Sunshine Valley Schoolhouse





SUNSHINE VALLEY SCHOOL
District No. 8
Section 32 on Hwy. 33, Town 12N
pre 1851 - 1962

A new 30x20x10 foot schoolhouse was built in 185l at a cost of $300.

Lorraine (Gallus) Traeder taught at Sunshine Valley School from 1948-50. It was her first teaching job out of the Reedsburg Normal School and she received $212 per month.  She taught between 30 and 35 children.

In a recent interview, Lorraine stated that as part of her new job: “I was the janitor, I was the nurse, I was the mother, and I was also the teacher in my spare time.”

There was a large furnace in the middle of the schoolroom floor and when the kid’s mittens got wet, they were placed around it. “When they got warm, you could smell fried mittens,” she said.

Holiday celebrations were an important part of rural school life and, pupils and teachers alike, looked forward to them with anxious anticipation. For Thanksgiving Mrs. Traeder said that the students put on programs dressed as Pilgrims and Indians, “I made the hats for the boys and the little girls had white bonnets.” Mothers were invited to attend the program.

“At Christmas time we put on a large play,” said Lorraine. “We would hang sheets as a curtain in one corner of the room.” The children entered the stage from the basement dressed in white capes with red bows. “We performed like a choir,” she recalled. There were also various plays and skits.

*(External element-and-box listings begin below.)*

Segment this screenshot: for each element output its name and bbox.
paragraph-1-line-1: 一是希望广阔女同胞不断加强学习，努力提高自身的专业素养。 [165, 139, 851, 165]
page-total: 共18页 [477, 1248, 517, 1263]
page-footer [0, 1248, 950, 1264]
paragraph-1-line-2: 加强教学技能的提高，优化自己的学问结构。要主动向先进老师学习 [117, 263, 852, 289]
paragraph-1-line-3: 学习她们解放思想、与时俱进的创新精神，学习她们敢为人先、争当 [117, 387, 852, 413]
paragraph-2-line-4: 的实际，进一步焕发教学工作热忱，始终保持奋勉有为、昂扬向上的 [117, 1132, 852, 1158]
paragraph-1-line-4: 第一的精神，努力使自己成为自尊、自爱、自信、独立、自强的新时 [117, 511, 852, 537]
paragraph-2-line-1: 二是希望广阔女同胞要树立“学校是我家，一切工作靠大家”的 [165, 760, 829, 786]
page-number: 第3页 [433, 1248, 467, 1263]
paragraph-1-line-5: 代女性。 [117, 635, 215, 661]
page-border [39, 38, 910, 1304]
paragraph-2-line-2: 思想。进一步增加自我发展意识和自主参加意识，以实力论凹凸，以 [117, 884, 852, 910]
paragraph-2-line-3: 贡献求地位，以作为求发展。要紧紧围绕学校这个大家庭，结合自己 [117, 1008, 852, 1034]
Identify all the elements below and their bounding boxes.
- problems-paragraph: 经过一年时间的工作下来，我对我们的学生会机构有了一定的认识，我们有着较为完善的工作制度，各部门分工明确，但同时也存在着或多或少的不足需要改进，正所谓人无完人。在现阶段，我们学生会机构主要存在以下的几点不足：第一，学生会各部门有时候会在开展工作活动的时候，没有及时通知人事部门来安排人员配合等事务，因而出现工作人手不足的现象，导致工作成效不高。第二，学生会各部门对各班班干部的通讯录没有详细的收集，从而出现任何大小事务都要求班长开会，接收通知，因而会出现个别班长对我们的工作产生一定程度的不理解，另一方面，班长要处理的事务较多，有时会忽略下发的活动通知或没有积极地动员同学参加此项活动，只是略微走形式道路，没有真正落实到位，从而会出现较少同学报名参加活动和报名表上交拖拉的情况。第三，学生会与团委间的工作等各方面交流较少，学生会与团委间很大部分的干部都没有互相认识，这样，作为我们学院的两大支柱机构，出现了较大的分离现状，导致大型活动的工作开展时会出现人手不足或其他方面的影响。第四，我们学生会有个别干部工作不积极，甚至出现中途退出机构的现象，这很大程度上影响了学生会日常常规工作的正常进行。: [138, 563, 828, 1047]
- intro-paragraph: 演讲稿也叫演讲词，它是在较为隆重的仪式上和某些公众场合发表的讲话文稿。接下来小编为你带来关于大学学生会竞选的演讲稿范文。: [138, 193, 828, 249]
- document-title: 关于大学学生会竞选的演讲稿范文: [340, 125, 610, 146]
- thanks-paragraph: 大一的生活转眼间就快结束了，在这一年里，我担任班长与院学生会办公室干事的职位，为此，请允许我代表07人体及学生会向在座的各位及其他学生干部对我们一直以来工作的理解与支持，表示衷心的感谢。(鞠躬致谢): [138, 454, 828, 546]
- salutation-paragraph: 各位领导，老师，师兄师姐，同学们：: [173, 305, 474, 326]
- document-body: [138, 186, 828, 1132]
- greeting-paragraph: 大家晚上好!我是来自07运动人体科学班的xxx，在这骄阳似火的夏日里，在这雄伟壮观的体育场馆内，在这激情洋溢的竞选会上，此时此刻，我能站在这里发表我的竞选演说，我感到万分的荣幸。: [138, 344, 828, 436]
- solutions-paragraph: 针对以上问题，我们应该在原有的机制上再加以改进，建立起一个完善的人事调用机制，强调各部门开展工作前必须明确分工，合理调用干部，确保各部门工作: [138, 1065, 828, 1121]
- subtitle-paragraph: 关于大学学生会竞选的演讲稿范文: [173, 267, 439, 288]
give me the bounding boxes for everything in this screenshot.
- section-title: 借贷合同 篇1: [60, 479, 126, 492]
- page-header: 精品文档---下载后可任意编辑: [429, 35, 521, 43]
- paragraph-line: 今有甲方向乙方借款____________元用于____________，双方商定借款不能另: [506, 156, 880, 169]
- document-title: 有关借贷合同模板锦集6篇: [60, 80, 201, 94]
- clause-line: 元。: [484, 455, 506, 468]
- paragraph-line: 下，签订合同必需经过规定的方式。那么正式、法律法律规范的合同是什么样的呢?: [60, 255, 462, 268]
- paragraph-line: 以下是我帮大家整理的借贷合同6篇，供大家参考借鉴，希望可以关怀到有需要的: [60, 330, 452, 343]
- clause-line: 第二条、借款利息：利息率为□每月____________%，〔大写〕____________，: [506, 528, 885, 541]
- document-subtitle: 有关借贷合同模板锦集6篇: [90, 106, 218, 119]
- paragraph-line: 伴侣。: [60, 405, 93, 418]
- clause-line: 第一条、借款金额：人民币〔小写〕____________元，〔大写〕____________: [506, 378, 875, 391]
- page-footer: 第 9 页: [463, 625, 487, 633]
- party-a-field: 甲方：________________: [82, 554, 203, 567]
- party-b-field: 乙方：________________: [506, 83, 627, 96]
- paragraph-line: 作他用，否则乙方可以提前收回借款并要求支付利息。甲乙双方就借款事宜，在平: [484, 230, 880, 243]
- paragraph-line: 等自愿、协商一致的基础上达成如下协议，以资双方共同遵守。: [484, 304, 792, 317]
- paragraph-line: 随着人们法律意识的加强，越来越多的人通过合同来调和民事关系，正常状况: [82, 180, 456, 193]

An unusual part of one Christmas program was a turkey raffle. “My husband’s uncle made a big wooden crate and we had a live turkey gobbling during the whole program,” said Mrs. Traeder.  “The people bought tickets for it and someone won the turkey in the crate.” The profit from the raffle was used to purchase library books.

Valentine’s Day was the next important event in the school year. “For Valentine’s Day I would stop at the bakery and get some white roll bags. All the children would get a bag which they had to decorate with pink or red paper and put their name on it. The bags were hung on the window sill and the kids would sneak in and drop their Valentines into the bags.”

When the county fair rolled around, each school had to provide some kind of display in the white building. Mrs. Traeder made a poster by mounting photographs of the children along with a picture of the school, Student science projects were also placed on display.

“One of the unique things about a country school was that the older children thought it was wonderful to be able to help the younger ones with their lessons,” said Mrs. Traeder. “They’d take their chair over beside them, because the school was so small they couldn’t go anywhere else to study. They would huddle off into a corner and the little one would read to them, It was so helpful to the little ones and the older kids enjoyed playing teacher too.”

Following consolidation, Sunshine Valley schoolhouse was sold and moved to a site near Rocky Point Road, Section 30, Town of Greenfield.

Former Sunshine Valley students were bused to a school in the City of Baraboo.



Note, the above text is copied from a photocopy of what appears to be a book on Wisconsin's one room school houses.  I can not cite the specific source however, since the photocopy is unmarked.